As the pharmaceutical industry experienced more and more standardization of clinical data, and data reporting processes, statistical programmers started assessing the data quality more thoroughly before analyzing such data.

Before the data gets into the database, the process of ‘source data verification’ or SDV at sites is specifically designed to monitor data quality and eliminate any risks that may appear at that stage. As per the survey conducted by Transcelerate Biopharma member companies, 78% of on-site data monitoring activities are attributed to source data verifications. The same research also pointed out that only 2.4% of the queries initiated by the data management function results in identification of critical data issues.

While more and more focus of regulatory bodies and sponsors is to ensure patient safety by minimizing data quality risks, the risk-based monitoring truly becomes a cross functional responsibility of all business functions involved in data operations.

From Parag’s literature review, research, and experience he found that the data trends and observations like adverse event rates, dose allocation changes, inclusion/exclusion deviations, and therapy-specific assessment scores are some of the key risk indicators which statistical programmers can easily keep an eye on.

Statistical programmers must do a thorough review of case report forms (CRFs) and clinical protocols before they dive into analyzing data and the statistical analysis plan. In RBM terminologies, protocol compliance, trend analysis, CRF adherence, and data visualization is regarded as ‘source data review.’ So, thinking more about this, statistical programmers are indirectly involved in these processes prior to conducting actual programming tasks.

As Carey outlined earlier, RBM efforts do not necessarily require implementation of tools or systems. Sponsors must have a vision to orient the data operations processes to assess any data anomalies and risks in a timely manner. This requires training and mentoring of staff working in each function to identify risks and issues pertaining to data quality, and requires escalating such issues through appropriate channels and addressing such issues in a timely manner.

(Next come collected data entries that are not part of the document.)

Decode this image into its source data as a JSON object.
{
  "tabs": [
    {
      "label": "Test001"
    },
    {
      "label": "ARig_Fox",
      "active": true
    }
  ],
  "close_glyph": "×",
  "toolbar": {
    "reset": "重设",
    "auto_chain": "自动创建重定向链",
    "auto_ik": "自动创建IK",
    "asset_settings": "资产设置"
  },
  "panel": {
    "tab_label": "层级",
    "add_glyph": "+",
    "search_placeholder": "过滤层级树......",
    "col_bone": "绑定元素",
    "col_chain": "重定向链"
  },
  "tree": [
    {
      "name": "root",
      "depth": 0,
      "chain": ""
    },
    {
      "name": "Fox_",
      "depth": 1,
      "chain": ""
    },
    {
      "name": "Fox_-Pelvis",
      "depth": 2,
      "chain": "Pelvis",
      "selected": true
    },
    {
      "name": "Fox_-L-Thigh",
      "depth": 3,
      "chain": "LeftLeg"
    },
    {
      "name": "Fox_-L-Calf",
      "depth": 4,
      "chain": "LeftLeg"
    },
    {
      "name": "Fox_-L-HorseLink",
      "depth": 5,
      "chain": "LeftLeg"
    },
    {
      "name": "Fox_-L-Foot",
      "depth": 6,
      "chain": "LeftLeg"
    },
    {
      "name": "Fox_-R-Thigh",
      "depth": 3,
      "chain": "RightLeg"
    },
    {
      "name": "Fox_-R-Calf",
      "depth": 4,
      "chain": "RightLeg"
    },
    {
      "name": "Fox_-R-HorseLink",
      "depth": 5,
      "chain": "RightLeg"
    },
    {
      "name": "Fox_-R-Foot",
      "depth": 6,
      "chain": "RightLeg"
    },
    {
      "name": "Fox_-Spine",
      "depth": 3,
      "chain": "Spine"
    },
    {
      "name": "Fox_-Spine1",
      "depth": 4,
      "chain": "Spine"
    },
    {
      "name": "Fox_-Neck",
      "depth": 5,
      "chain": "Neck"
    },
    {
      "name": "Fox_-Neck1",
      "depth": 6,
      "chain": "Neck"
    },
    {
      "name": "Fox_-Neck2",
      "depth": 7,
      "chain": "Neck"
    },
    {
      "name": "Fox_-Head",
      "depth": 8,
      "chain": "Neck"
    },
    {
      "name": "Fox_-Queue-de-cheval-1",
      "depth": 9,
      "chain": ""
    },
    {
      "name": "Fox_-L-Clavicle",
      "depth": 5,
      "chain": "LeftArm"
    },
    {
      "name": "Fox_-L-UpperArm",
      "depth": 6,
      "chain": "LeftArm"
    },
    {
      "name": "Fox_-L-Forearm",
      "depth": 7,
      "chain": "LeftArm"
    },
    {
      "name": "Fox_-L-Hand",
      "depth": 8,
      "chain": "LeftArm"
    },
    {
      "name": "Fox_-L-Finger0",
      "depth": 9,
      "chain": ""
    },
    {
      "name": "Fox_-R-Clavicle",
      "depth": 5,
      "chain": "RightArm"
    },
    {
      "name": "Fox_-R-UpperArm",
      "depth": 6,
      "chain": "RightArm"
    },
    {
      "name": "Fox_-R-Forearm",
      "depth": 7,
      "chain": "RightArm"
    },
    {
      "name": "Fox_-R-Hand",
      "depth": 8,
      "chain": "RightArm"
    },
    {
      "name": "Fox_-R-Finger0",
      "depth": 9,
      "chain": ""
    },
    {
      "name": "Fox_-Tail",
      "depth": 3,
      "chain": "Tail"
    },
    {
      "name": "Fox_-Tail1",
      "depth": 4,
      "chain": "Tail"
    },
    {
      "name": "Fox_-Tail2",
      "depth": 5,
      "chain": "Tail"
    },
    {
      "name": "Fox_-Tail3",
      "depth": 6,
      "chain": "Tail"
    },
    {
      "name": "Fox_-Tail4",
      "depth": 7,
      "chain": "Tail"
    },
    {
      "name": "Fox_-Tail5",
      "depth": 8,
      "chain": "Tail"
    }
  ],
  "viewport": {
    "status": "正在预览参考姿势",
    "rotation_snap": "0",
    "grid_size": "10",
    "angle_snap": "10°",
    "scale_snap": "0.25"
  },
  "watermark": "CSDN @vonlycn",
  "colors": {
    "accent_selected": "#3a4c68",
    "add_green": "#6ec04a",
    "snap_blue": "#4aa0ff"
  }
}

While functions like site monitoring, EDC, biostatistics, and Data Management are heavily involved in RBM efforts, statistical programmers can have a major share of the responsibilities through supportive remediation. This can be realized through their responsibilities pertaining to:

  • Data analysis and modeling;
  • Report generation process;
  • Statistical surveillance and programming for trend analysis; and
  • Edit check programming.

From my perspective of supporting larger programming operations, the critical aspect to support RBM efforts is to train and orient the staff to identify and report the data anomalies and risks through their routine programming operations. This approach requires programmers to develop the ability to scrutinize the data by understanding compliance of data structure, and trends as ‘expected’ through CRF and protocol. I would like to mention one such case here:

A statistical programmer found that patients reported through table production were less than the patients randomized and treated. The programmer performed the following key steps through data assessments to investigate this issue before escalating to cross functional teams:

  • CRF data review showed patients reported were less than the number of patients randomized and treated.
  • A closer look at the CRF design showed the drug is dispensed on visit-1, day-1 and findings were gathered on visit-1, day-2.
  • The statistical programmer escalated the matter to cross functional teams and further investigation was triggered.
  • After more assessments through the AE log and other data, it was found that some patients were discontinued after day-1 but received the dispensed drug. Moreover, those patients did not report at on-site on day-2.

It is evident from this example that statistical programmers can monitor the risks pertaining to data quality through their assigned duties. It is crucial that sponsors and CROs take necessary efforts to train and orient the programming staff to contribute to RBM.